Отцы - Бредель Вилли. Страница 59
Глава четвертая
1
Гамбургским бакалейщикам он был не нужен; сенат не только не выразил благодарности за предложенный городу дар, но крайне непочтительно отверг его. Еще и при жизни поэт, которого они знать не хотели, скитался по белу свету; и на сей раз скиталец явился каменным гостем, издалека, с берегов Средиземного моря, с идиллического острова Корфу. Холодных, черствых сенаторов не поколебало даже то, что статуя поэта, дважды отвергнутого родиной — и при жизни и после смерти, — прибыла из владений некой принцессы.
Нет, нет, отцы города Гаммонии не желали принять такого дара; они рады, что поэт-бунтовщик уже переселился в лучший из миров, что насмешливые его уста умолкли навек. Они без памятника прекрасно обойдутся.
Хардекопфа потешал трагикомический поединок, разыгравшийся между сенатом и Генрихом Гейне. Судовладельцы, маклеры, биржевики — все ганзейские пенкосниматели напрямик заявили, что в стенах города нет места для такого памятника: пусть непрошеный гость убирается восвояси. Гаммония повернулась к поэту «своим огромным, своим массивным задом».

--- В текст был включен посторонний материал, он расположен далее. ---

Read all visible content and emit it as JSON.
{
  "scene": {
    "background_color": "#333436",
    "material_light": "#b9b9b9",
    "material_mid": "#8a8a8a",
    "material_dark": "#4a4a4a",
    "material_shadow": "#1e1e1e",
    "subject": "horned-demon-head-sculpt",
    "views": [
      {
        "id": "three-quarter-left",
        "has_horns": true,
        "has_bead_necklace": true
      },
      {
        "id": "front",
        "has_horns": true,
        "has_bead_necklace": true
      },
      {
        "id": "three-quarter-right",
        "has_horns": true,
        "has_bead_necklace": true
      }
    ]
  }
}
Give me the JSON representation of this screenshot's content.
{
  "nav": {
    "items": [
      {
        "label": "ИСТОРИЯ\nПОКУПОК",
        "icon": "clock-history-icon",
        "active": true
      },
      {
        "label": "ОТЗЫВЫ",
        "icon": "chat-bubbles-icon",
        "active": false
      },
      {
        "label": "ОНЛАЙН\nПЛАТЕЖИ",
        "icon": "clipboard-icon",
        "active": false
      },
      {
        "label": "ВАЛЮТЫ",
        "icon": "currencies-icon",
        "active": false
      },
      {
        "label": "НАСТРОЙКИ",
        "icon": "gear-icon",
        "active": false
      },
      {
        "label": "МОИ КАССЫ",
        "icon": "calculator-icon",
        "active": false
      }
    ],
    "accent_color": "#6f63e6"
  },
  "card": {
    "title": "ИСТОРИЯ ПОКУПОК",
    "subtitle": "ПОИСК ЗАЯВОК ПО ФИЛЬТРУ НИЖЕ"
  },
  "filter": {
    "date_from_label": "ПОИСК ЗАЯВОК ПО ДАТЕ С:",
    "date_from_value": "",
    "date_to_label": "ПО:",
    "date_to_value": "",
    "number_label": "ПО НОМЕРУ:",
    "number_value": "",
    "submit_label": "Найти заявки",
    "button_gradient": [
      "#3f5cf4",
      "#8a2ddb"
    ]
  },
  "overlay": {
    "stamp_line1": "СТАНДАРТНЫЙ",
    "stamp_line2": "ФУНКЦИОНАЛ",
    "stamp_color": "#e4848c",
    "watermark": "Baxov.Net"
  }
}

Хардекопф прочел в «Гамбургском эхе»:
Мы, бургомистр и наш сенат,
Блюдя отечески свой град,
Всем верным классам населенья
Сим издаем постановленье.
Агенты-чужеземцы суть
Те, кто средь нас хотят раздуть
Мятеж. Подобных отщепенцев
Нет среди местных уроженцев.
. . . . . . . . . . . . . .
Случится трем сойтись из вас, —
Без споров разойтись тотчас.
По улицам ходить ночами
Мы предлагаем с фонарями.
Кто смел оружие сокрыть —
Обязан в ратушу сложить.
И всяких видов снаряженье
Доставить в то же учрежденье.
Кто будет громко рассуждать,
Того на месте расстрелять;
Кто будет в мимике замечен,
Тот будет также изувечен.
Доверьтесь смело посему
Вы магистрату своему,
Который мудро правит вами;
А вы помалкивайте сами[12].
Усмехаясь, Хардекопф подумал, что нет, пожалуй, ничего удивительного, если сенат не особенно благоволит к поэту. Он перечел стихи. Они понравились ему еще больше, и он прочел их Паулине, на что та лаконично заметила:
— Эту братию он, видно, знал насквозь.
Но любопытнее всего, что даже после смерти поэт одержал победу над сенатом. Нашелся купец, — белая ворона среди своих собратьев, — который приобрел памятник и заявил, что поставит его на своем участке, на Менкебергштрассе. Словно бомба разорвалась! Отцам города скрепя сердце пришлось примириться.
И вот, в день открытия памятника, воскресным утром Хардекопф вместо обычной прогулки на Рыбный рынок отправляется на новую, красиво асфальтированную Менкебергштрассе. Уже возле церкви св. Гертруды он видит, что, подобно ему, туда стекаются тысячи людей. Старик раскланивается с социал-демократами, с членами ферейна «Майский цветок»: все в приподнятом боевом настроении, вся толпа живет одним чувством. Со стороны Ратхаузмаркта движется длинная колонна юношей и девушек — Союз рабочей молодежи. Молодые сильные голоса выводят: «Тридцать три года… Тридцать три года… Тридцать три года… длится уже кабала!..» Из ворот казармы выехал отряд конных полицейских. «Н-да… — думает Хардекопф, — как бы не вышло свалки».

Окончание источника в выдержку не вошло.